We're at a civilizational decision point. We can:

Rebuild education around what AI cannot fake: Oral examination revealing understanding, hands-on work requiring physical presence, collaborative problem-solving demonstrating real-time thinking, creative work drawing on lived experience, judgment in ambiguous situations requiring human accountability. Prepare students for lives that may not include traditional employment but could include meaning, community, and purpose—if we teach them how.

Or stumble into Brave New World: Explicit or implicit sorting into Alpha/Beta/Gamma classes, credentials that signify nothing, universal basic income without meaning infrastructure, infinite digital soma keeping Basic Income Class docile, surveillance satellites ensuring compliance, and stable dystopia of comfortable meaninglessness.

The SpaceX satellites are going up. The AI coding assistants are getting better. The entry-level jobs are disappearing. The education system will either adapt or become irrelevant.

And the adaptation required isn't retooling—it's complete reinvention. We must return to the Socratic method that worked 2,400 years ago because it's the only assessment AI can't fake. We must focus on developing humans, not training workers. We must be honest about constrained opportunities rather than selling false hope.

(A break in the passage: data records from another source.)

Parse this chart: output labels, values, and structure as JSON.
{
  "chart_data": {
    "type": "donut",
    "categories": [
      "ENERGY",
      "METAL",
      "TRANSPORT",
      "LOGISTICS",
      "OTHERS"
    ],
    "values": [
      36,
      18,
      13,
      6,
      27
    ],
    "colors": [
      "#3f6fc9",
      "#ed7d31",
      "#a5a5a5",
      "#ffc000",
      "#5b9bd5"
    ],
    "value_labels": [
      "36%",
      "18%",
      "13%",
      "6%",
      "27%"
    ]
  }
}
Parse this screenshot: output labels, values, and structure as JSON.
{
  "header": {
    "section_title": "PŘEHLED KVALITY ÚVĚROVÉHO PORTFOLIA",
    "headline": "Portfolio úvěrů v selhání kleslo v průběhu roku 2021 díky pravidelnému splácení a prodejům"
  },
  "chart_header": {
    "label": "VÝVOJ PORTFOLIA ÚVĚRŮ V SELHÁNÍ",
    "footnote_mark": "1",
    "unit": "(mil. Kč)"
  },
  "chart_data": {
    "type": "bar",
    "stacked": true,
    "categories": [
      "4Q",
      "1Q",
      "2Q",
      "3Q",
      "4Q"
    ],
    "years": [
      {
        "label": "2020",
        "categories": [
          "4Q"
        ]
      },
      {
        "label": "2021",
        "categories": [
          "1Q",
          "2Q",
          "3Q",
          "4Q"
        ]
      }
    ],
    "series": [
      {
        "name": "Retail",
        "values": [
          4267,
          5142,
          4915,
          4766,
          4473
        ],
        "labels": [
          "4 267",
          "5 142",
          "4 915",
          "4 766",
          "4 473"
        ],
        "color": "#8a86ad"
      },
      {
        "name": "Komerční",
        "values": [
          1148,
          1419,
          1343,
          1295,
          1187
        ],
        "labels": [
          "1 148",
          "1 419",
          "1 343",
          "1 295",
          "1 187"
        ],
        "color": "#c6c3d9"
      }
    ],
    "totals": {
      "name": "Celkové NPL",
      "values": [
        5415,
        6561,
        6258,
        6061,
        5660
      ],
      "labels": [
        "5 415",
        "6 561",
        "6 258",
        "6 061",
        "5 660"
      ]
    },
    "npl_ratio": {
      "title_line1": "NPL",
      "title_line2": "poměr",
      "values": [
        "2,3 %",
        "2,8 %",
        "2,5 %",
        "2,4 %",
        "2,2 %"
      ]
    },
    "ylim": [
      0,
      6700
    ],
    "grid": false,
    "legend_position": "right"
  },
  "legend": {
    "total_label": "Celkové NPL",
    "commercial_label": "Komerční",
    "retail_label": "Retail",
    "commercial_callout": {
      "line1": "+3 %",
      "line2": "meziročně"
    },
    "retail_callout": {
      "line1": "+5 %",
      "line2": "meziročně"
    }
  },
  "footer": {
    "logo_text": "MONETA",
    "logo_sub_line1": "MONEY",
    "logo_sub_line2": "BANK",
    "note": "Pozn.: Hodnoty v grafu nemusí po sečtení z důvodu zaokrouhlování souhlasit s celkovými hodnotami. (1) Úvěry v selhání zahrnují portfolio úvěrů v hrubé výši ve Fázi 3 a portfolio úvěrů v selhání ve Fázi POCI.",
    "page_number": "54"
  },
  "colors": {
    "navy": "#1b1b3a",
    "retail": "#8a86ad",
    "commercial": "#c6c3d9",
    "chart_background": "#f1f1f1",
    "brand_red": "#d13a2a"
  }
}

The Brazilian physics students could recite perfectly but couldn't explain why things fall. Today's students can get perfect grades without thinking at all. The solution Feynman identified remains valid: Stop testing what the computer can do. Start testing what the human can do. And the only reliable test is conversation—probing questions that reveal the depth or limits of understanding.

We're choosing right now, mostly by not choosing at all. The default is dystopia. The alternative requires courage, honesty, and unprecedented speed.

The last class to learn coding as a guaranteed career has graduated. The first class to face education in the AI age is starting kindergarten this fall.

What we teach them—and how we assess whether they actually learned—will determine whether we get renaissance or dystopia.

The window is open. But it's closing fast.